Mill Computing, Inc. › Forums › The Mill › Architecture › Prediction › Reply To: Prediction
Beyond object method dispatch, lambda passing style would be another source of unstable transfer points. Custom lambdas passed into central utilities are often per-use closures. On the upside, the actual function that will be called is hoisted all the way up to an input parameter, which again would be an ideal for software injecting “upcoming|next EBB” hints into the prefetcher.
For context, how many cycles ahead of an exit would the exit table need to be notified in order to prefetch code from cache to execute without any stalls? I suspect this would vary between family members. If it’s under 10, I would imagine software hints could eliminate stalls for many truly unstable dispatched exits.
I agree that DRAM latency isn’t worth considering in these optimization scenarios. However, if the 5-cycle mispredict penalties are a concern, the fact remains that the absolute correct target for fully dynamic dispatch should be available in the software view far enough ahead of the call in enough situations to be beneficial to the hardware mechanism. The problem is communicating it from software into hardware.
The Mill has software-controlled prefetching of data via speculation, but not software-controlled prefetching of code (that we’ve seen). If the hardware predictor consistently fails for a dispatched usage case, there’s no other way to update or augment its functionality.
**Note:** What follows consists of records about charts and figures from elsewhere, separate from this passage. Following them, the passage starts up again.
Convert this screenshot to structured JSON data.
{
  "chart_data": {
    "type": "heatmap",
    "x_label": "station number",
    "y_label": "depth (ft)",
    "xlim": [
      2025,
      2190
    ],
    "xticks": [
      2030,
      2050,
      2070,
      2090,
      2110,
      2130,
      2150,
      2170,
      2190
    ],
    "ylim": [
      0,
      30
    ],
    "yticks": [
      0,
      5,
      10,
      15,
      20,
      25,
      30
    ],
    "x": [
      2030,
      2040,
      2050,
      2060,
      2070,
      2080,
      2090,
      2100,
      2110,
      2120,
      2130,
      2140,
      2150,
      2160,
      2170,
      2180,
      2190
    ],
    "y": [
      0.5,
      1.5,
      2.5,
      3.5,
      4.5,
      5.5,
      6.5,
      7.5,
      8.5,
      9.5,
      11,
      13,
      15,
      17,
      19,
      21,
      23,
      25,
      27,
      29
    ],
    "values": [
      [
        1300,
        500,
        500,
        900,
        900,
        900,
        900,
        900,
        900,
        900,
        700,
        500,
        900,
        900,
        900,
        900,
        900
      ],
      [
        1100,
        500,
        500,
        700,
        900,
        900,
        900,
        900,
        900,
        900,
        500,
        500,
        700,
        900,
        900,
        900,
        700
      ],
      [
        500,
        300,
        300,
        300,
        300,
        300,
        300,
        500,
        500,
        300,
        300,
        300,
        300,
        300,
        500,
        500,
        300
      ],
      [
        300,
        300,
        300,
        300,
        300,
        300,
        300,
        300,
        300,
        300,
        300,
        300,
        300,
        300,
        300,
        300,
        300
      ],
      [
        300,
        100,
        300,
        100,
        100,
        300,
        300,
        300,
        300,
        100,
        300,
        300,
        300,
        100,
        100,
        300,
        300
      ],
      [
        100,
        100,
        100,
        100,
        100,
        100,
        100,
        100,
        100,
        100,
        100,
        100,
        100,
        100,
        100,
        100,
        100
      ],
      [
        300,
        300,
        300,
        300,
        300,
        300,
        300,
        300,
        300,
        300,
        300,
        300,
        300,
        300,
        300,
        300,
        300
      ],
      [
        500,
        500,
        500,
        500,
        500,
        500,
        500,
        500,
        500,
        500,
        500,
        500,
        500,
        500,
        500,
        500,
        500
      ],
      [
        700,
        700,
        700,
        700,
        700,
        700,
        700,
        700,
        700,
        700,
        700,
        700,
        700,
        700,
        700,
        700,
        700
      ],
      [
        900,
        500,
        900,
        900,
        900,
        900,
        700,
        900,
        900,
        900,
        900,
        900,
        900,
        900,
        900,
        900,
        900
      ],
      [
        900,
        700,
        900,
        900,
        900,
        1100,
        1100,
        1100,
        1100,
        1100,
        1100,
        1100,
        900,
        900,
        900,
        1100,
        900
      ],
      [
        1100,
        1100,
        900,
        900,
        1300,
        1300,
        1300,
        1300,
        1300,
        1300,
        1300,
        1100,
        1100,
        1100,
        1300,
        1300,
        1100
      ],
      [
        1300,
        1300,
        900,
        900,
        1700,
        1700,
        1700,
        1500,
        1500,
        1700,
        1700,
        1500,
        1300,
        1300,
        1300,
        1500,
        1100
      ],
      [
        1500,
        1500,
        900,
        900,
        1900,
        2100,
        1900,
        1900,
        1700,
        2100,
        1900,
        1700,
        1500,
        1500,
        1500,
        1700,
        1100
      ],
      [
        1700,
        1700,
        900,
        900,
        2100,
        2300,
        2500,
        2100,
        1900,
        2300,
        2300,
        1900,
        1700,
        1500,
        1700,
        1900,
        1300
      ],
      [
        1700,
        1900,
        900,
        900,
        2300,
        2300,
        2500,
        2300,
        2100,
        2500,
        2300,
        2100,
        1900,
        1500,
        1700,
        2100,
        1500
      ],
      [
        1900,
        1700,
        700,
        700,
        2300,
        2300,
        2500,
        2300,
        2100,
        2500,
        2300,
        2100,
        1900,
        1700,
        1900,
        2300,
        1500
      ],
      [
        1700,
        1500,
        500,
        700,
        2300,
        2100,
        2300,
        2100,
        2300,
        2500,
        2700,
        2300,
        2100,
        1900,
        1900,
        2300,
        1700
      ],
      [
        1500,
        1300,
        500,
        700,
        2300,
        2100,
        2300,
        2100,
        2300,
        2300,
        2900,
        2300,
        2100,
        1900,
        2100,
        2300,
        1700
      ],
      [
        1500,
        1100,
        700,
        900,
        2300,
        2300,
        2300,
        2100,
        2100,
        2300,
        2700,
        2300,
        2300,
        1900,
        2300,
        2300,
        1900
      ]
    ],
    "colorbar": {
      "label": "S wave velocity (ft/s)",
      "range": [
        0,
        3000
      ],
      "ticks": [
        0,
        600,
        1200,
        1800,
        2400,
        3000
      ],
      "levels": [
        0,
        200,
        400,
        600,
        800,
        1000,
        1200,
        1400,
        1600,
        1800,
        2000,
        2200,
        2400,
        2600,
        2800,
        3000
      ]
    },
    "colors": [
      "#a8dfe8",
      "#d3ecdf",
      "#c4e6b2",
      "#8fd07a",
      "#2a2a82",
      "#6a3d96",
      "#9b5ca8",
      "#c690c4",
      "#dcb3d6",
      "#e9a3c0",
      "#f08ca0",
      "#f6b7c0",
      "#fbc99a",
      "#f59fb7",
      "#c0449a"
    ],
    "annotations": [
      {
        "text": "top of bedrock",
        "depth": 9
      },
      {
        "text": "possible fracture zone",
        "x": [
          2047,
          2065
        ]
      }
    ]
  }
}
Having a compiler decide between whether to generate preemptive dispatch hints vs letting the predictor attempt to compensate would probably best be left to runtime log feedback, and might not be used by all compilers. But not having that option at all seems to me to be missing functionality that manifests in penalizing dynamic code.
(Obviously, hopping through multiple layers of dynamic indirection quickly would likely cause stalls no matter the prefetch mechanism, but most dynamic designs boil down to just one indirection per function call.)